If the owners petition for a extra ordinary meeting to make motion to amend a specific bylaw. Can a time limit be put on it? Can a special resolution to approve the amendment only happen at an AGM? Can a motion to put a moratorium on sanctions for the old bylaw be made?
I’m unclear on your question about a time limit. If owners representing at least 15% of the total unit factors sign and present a petition to the board requesting a special general meeting, the board must convene the meeting within 30 days of receiving the petition. A bylaw amendment requires a special resolution, meaning that at least 75% of all persons eligible to vote representing no less than 7,500 unit factors be in favour of the resolution.
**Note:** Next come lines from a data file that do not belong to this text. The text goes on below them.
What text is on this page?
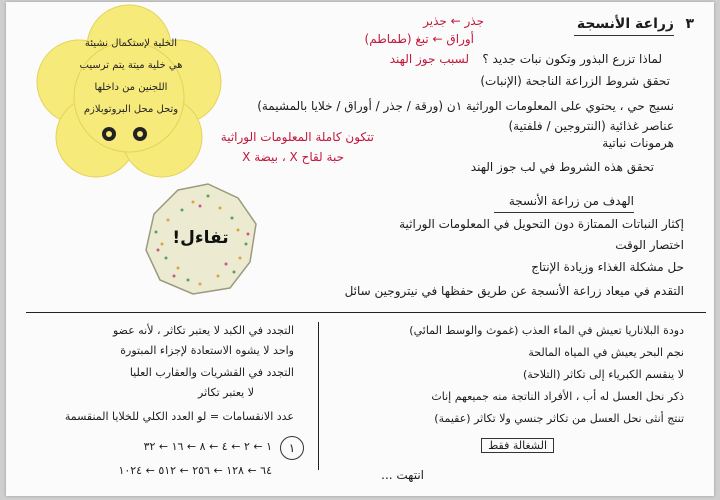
٣
زراعة الأنسجة
جذر ← جذير
أوراق ← تبغ (طماطم)
لسبب جوز الهند لماذا تزرع البذور وتكون نبات جديد ؟
تحقق شروط الزراعة الناجحة (الإنبات)
نسيج حي ، يحتوي على المعلومات الوراثية ١ن (ورقة / جذر / أوراق / خلايا بالمشيمة)
عناصر غذائية (النتروجين / فلفتية)
هرمونات نباتية
تتكون كاملة المعلومات الوراثية
حبة لقاح X ، بيضة X
تحقق هذه الشروط في لب جوز الهند
الهدف من زراعة الأنسجة
إكثار النباتات الممتازة دون التحويل في المعلومات الوراثية
اختصار الوقت
حل مشكلة الغذاء وزيادة الإنتاج
التقدم في ميعاد زراعة الأنسجة عن طريق حفظها في نيتروجين سائل
الخلية لإستكمال نشيئة
هي خلية ميتة يتم ترسيب
اللجنين من داخلها
وتحل محل البروتوبلازم
تفاءل!
دودة البلاناريا تعيش في الماء العذب (غموث والوسط المائي)
نجم البحر يعيش في المياه المالحة
لا ينقسم الكبرياء إلى تكاثر (التلاحة)
ذكر نحل العسل له أب ، الأفراد الناتجة منه جميعهم إناث
تنتج أنثى نحل العسل من تكاثر جنسي ولا تكاثر (عقيمة)
الشغالة فقط
التجدد في الكبد لا يعتبر تكاثر ، لأنه عضو
واحد لا يشوه الاستعادة لإجزاء المبتورة
التجدد في القشريات والعقارب العليا
لا يعتبر تكاثر
عدد الانقسامات = لو العدد الكلي للخلايا المنقسمة
١
١ ← ٢ ← ٤ ← ٨ ← ١٦ ← ٣٢
٦٤ ← ١٢٨ ← ٢٥٦ ← ٥١٢ ← ١٠٢٤	انتهت ...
A special resolution can be done at a meeting or in writing, however practically, most corporations do not have sufficient attendance in person or proxy at general meetings to pass a special resolution. Issuing sanctions for violations of the bylaws is within the board’s discretion and is not mandatory. Owners can pass an ordinary resolution restricting the board from issuing sanctions, however the situation is more nuanced when bylaws are being changed. I recommend you seek legal advice applicable to your specific situation.
We have petitioned our board for an SGM and the management company came back with the response – that we are having an AGM in the next 60 days. The petition was sent in Aug 16th. Can they ignore this petition due to an upcoming AGM, or can we the owners just proceed with holding the SGM anyways.
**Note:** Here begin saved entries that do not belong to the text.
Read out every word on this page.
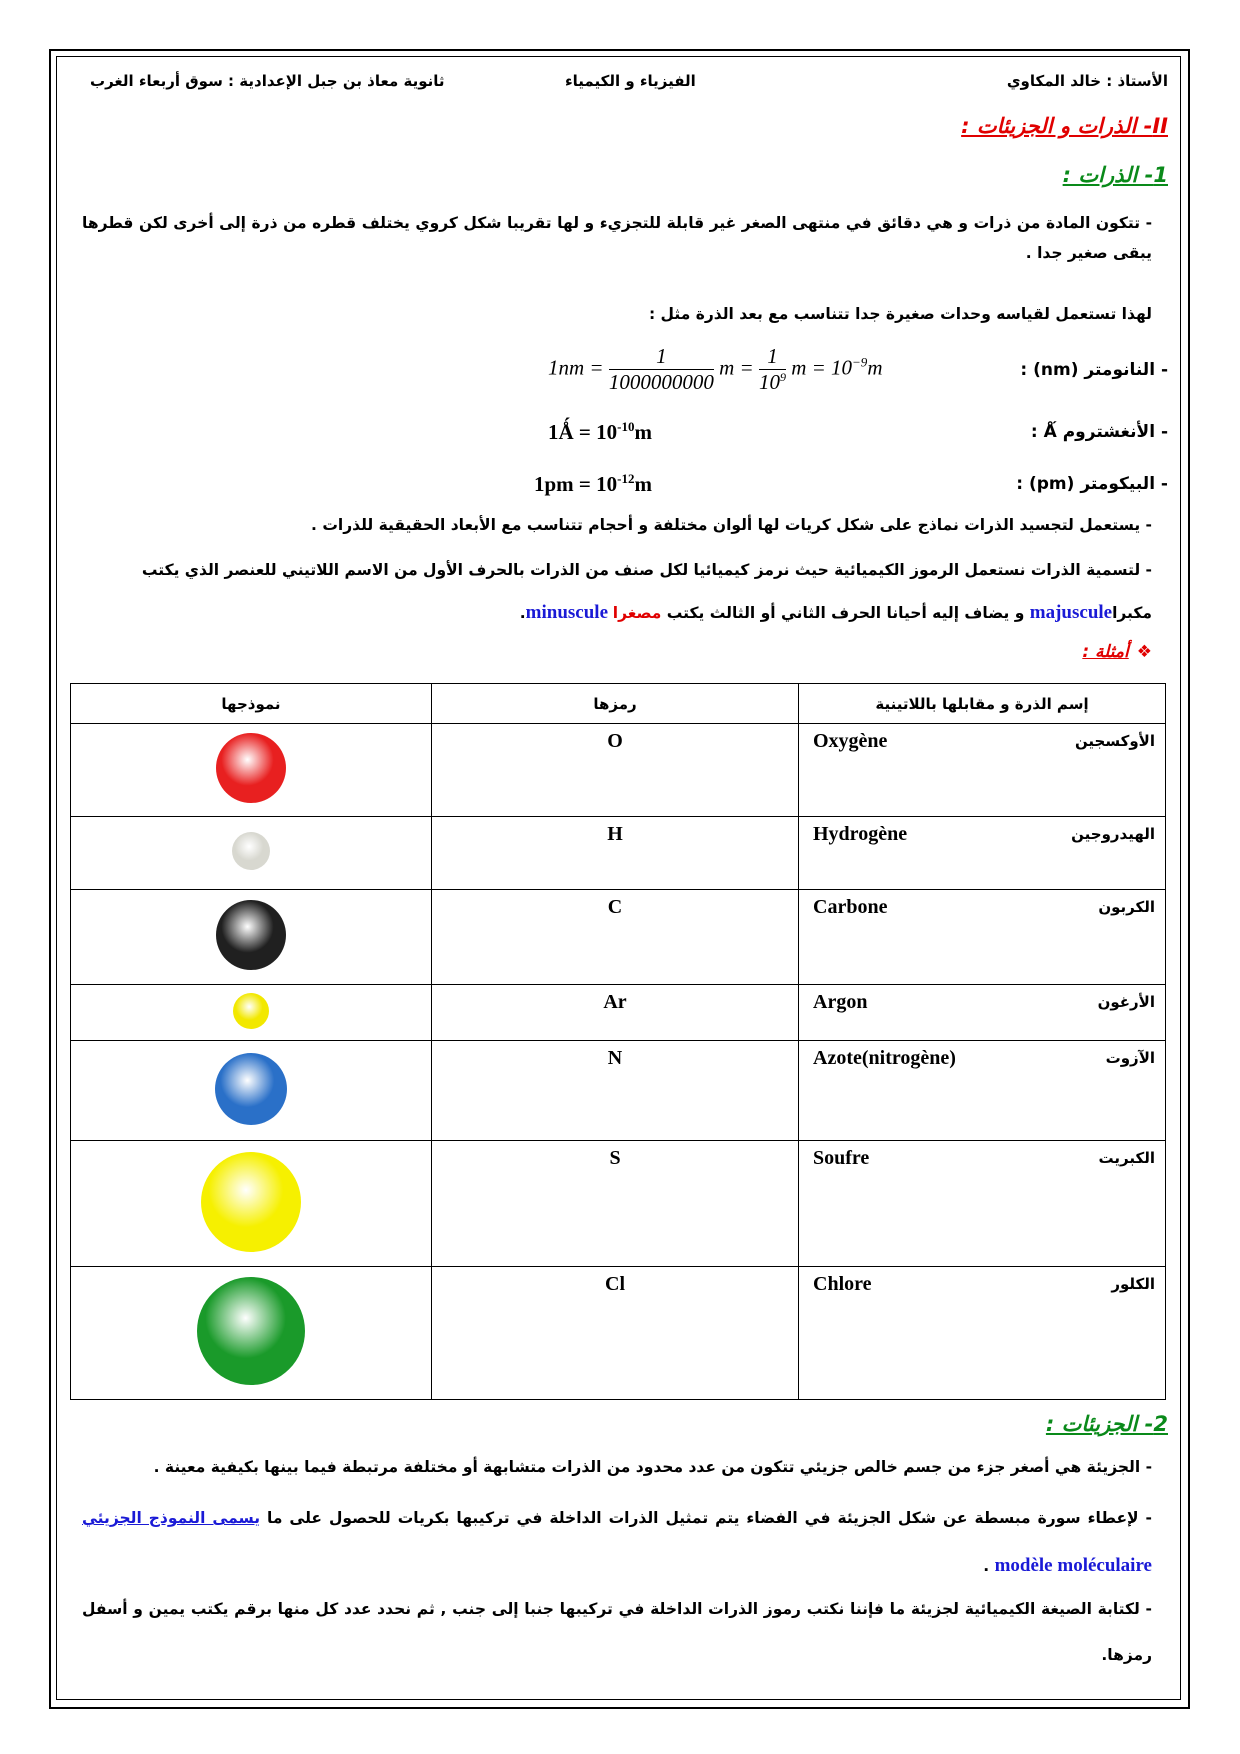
الأستاذ : خالد المكاوي
الفيزياء و الكيمياء
ثانوية معاذ بن جبل الإعدادية : سوق أربعاء الغرب
II- الذرات و الجزيئات :
1- الذرات :
- تتكون المادة من ذرات و هي دقائق في منتهى الصغر غير قابلة للتجزيء و لها تقريبا شكل كروي يختلف قطره من ذرة إلى أخرى لكن قطرها يبقى صغير جدا .
لهذا تستعمل لقياسه وحدات صغيرة جدا تتناسب مع بعد الذرة مثل :
- النانومتر (nm) :
$1nm = \frac{1}{1000000000}$ $m = \frac{1}{10^9}$ $m = 10^{-9}m$
- الأنغشتروم Ǻ :
1Ǻ = $10^{-10}m$
- البيكومتر (pm) :
$1pm = 10^{-12}m$
- يستعمل لتجسيد الذرات نماذج على شكل كريات لها ألوان مختلفة و أحجام تتناسب مع الأبعاد الحقيقية للذرات .
- لتسمية الذرات نستعمل الرموز الكيميائية حيث نرمز كيميائيا لكل صنف من الذرات بالحرف الأول من الاسم اللاتيني للعنصر الذي يكتب
مكبراmajuscule و يضاف إليه أحيانا الحرف الثاني أو الثالث يكتب مصغرا minuscule.
❖أمثلة :
إسم الذرة و مقابلها باللاتينية	رمزها	نموذجها

الأوكسجين
Oxygène	O	

الهيدروجين
Hydrogène	H	

الكربون
Carbone	C	

الأرغون
Argon	Ar	

الآزوت
Azote(nitrogène)	N	

الكبريت
Soufre	S	

الكلور
Chlore	Cl	
2- الجزيئات :
- الجزيئة هي أصغر جزء من جسم خالص جزيئي تتكون من عدد محدود من الذرات متشابهة أو مختلفة مرتبطة فيما بينها بكيفية معينة .
- لإعطاء سورة مبسطة عن شكل الجزيئة في الفضاء يتم تمثيل الذرات الداخلة في تركيبها بكريات للحصول على ما يسمى النموذج الجزيئي modèle moléculaire .
- لكتابة الصيغة الكيميائية لجزيئة ما فإننا نكتب رموز الذرات الداخلة في تركيبها جنبا إلى جنب , ثم نحدد عدد كل منها برقم يكتب يمين و أسفل رمزها.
Can a condo’s bylaws require more than 15% factor units to petition an SGM?
Yes, but a higher amount would be in conflict with the Act, which specifies that only 15% of the unit factors is required. In the event of a conflict between the Act and a corporation’s bylaws, the Act will prevail.
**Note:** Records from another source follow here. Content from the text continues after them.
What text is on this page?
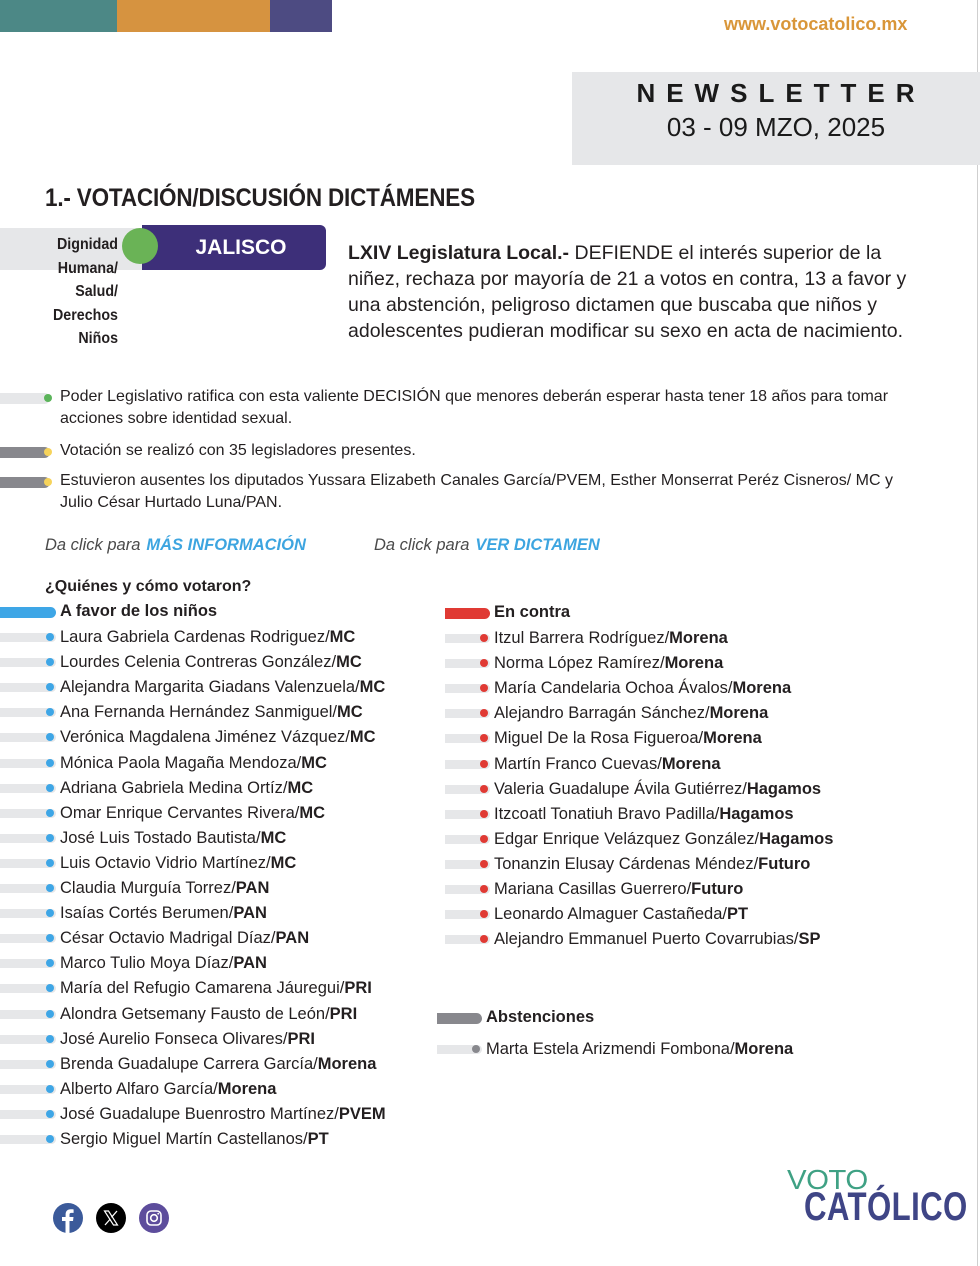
www.votocatolico.mx
NEWSLETTER
03 - 09 MZO, 2025
1.- VOTACIÓN/DISCUSIÓN DICTÁMENES
Dignidad
Humana/
Salud/
Derechos
Niños
JALISCO	LXIV Legislatura Local.- DEFIENDE el interés superior de la niñez, rechaza por mayoría de 21 a votos en contra, 13 a favor y una abstención, peligroso dictamen que buscaba que niños y adolescentes pudieran modificar su sexo en acta de nacimiento.

Poder Legislativo ratifica con esta valiente DECISIÓN que menores deberán esperar hasta tener 18 años para tomar acciones sobre identidad sexual.
Votación se realizó con 35 legisladores presentes.
Estuvieron ausentes los diputados Yussara Elizabeth Canales García/PVEM, Esther Monserrat Peréz Cisneros/ MC y Julio César Hurtado Luna/PAN.
Da click para MÁS INFORMACIÓN	Da click para VER DICTAMEN
¿Quiénes y cómo votaron?
A favor de los niños
Laura Gabriela Cardenas Rodriguez/MC
Lourdes Celenia Contreras González/MC
Alejandra Margarita Giadans Valenzuela/MC
Ana Fernanda Hernández Sanmiguel/MC
Verónica Magdalena Jiménez Vázquez/MC
Mónica Paola Magaña Mendoza/MC
Adriana Gabriela Medina Ortíz/MC
Omar Enrique Cervantes Rivera/MC
José Luis Tostado Bautista/MC
Luis Octavio Vidrio Martínez/MC
Claudia Murguía Torrez/PAN
Isaías Cortés Berumen/PAN
César Octavio Madrigal Díaz/PAN
Marco Tulio Moya Díaz/PAN
María del Refugio Camarena Jáuregui/PRI
Alondra Getsemany Fausto de León/PRI
José Aurelio Fonseca Olivares/PRI
Brenda Guadalupe Carrera García/Morena
Alberto Alfaro García/Morena
José Guadalupe Buenrostro Martínez/PVEM
Sergio Miguel Martín Castellanos/PT
En contra
Itzul Barrera Rodríguez/Morena
Norma López Ramírez/Morena
María Candelaria Ochoa Ávalos/Morena
Alejandro Barragán Sánchez/Morena
Miguel De la Rosa Figueroa/Morena
Martín Franco Cuevas/Morena
Valeria Guadalupe Ávila Gutiérrez/Hagamos
Itzcoatl Tonatiuh Bravo Padilla/Hagamos
Edgar Enrique Velázquez González/Hagamos
Tonanzin Elusay Cárdenas Méndez/Futuro
Mariana Casillas Guerrero/Futuro
Leonardo Almaguer Castañeda/PT
Alejandro Emmanuel Puerto Covarrubias/SP
Abstenciones
Marta Estela Arizmendi Fombona/Morena
VOTO
CATÓLICO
Thanks so much for the information!
How does a condominium owner get permission for a one-time exception to a condo by-law?
More information would be required to address this question, however in general, the board is statutorily required to enforce the bylaws, and does not have authority to grant exemptions, one-time or otherwise. Where changes have been made to the bylaws, or a new interpretation of existing bylaws is adopted, and the result of the change is that some owners are negatively affected, the board may choose to grandfather those owners to the previous bylaws or under the old interpretation. Grandfathering is the exception, not the rule, and the board is not obligated to offer or accede to a request, but it might do so where a refusal would result in oppression to a particular owner or group of owners. In almost all cases, the bylaws as a whole must be examined to determine whether, if at all, the board has any discretion over how (or whether) to apply or enforce a particular provision against an owner.
I’m in a bareland condo complex (fee simple) and our Board proposed a new 60 page Bylaw which has redefined the Act’s definition of ‘Managed Property’ to be the same as ‘Common Property’ with extensive rules that intend to control our privately own properties the same as they would ‘Common Property’. Is this a conflict with the Act which clearly defines ‘Managed Property’ as lands that are NOT ‘Common Property’?
Owners may choose to designate portions of their bareland units as “managed property” and detail the manner and extent to which the corporation will be responsible for maintenance, repair and replacement of same. This would not be a conflict with the Act. I caution only that “managed property” is a defined term in the Act and the definition in the bylaws should be consistent with this.